Among my favorite stories from the Colombian novelist Gabriel García Márquez is the story of a man trying to solve the world’s problems. His young son comes into the room and asks if he can help. Touched by his son’s concern but impatient to get on with his task, the man takes a map of the world, rips it into little pieces, and gives it to the boy, telling him that he can help by piecing the world back together. The boy doesn’t have a clue what the world looks like, but he takes the pile of paper off to his room.

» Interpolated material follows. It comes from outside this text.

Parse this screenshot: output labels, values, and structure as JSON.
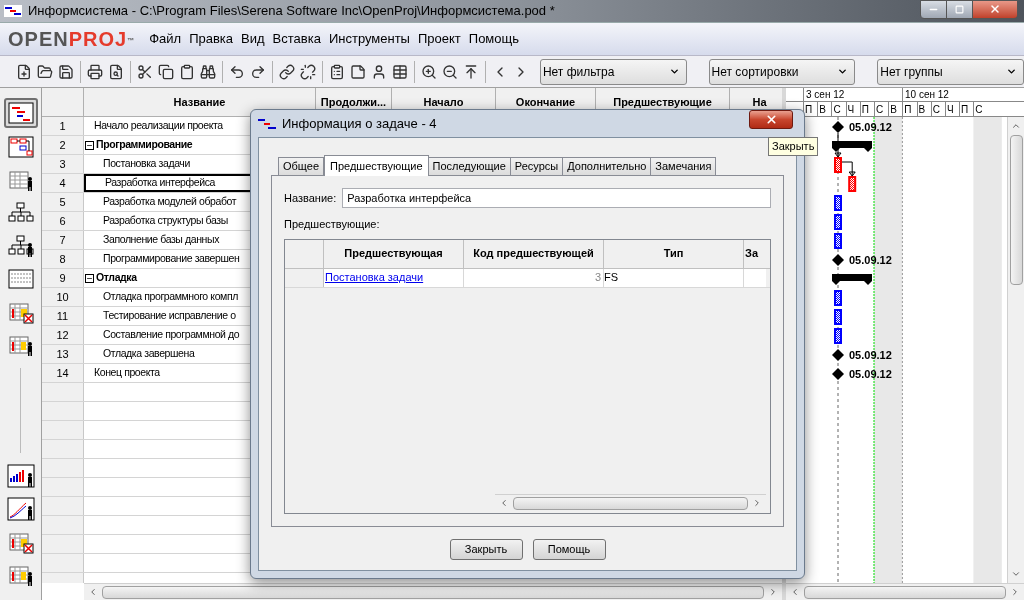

Two days later, he rushes into his father’s study. “Father! I’ve put the world back together.” And indeed the shreds of paper have been meticulously taped together. His father is stunned and asks how he did it. The boy turns the map over and says, “On the back was a picture of a person, Father. I put the person back together and then turned it over and the world was back together!”

·   ·   ·

VITAL SIGNS is about what inspires passion and what defeats it. How you lose it and how you get it back. And ultimately it’s about the endless yet endlessly fruitful tug-of-war between passion and security, the wild in you and the tame, your natural self and your conditioned self.

My prior book, Callings, is primarily about finding your vocational passion, and Vital Signs expands that exploration into the art of living passionately in all arenas of life—adventure and discovery, creativity and self-expression, relationships, service, and spirituality. While Callings is geared to doing what you love, Vital Signs is geared to being in love with life. Not just attaining a passion, but cultivating the skill of passion. Not just passion as a place you get to, but a place you come from.

Vital Signs also speaks to those who’ve been living through years of a Great Recession and a Code Orange world, which has driven many people to batten their hatches and hunker down. Those stresses highlight the many downward-pulling forces of everyday life that can siphon your vitality and make it hard to keep your fires burning.

The restorative lies in determinedly tapping into those places where your life force wells up to the surface even during dry spells and downturns, so you can not just survive but also thrive—and crucially, take your power back during those times when you feel disempowered, starting with a clear sense of what choice in any given moment will lead you toward or away from your sense of aliveness.

Each chapter in Vital Signs is a core sample, an intimate biography of one of the strategies you can employ to gain or regain passion—including the search for wonder and awe, the quest for novelty, the urge toward self-expression, the hunger to reconnect with inner and outer wildness, the desire to keep passion alive in your relationships, and the role that risk-taking plays in the ripening of passion.

In exploring what’s healthy and essential about these strategies, as well as what’s potentially unhealthy and maladaptive about them, this book offers a kind of mug shot of passion—so we’ll know it when we see it—and an expansive menu of possibilities for how to discover and rediscover it.

The book also affirms the importance of courageous inquiry into our dispassion—when we’re numb, depressed, stuck, or bored—so we’ll recognize that when we see it too. Because behind these debilitating conditions is our rightful inheritance of vitality and our incredible capacities.

Vital Signs is also a kind of natural history of passion as it expresses itself in the human experience, following its tracks back to the dens of family, culture, religion, gender, genetics, and primal reflex. It looks at what psychology and science, as well as spirituality and myth, art and literature, history and philosophy, have to say about passion. And of course it shares the personal stories of people who’ve claimed and reclaimed their passion and aliveness, propelled by the understanding that being alive without feeling alive is like eating food with no taste to it and that we should insist on living in a world—on creating a world—that enlivens us rather than deadens us.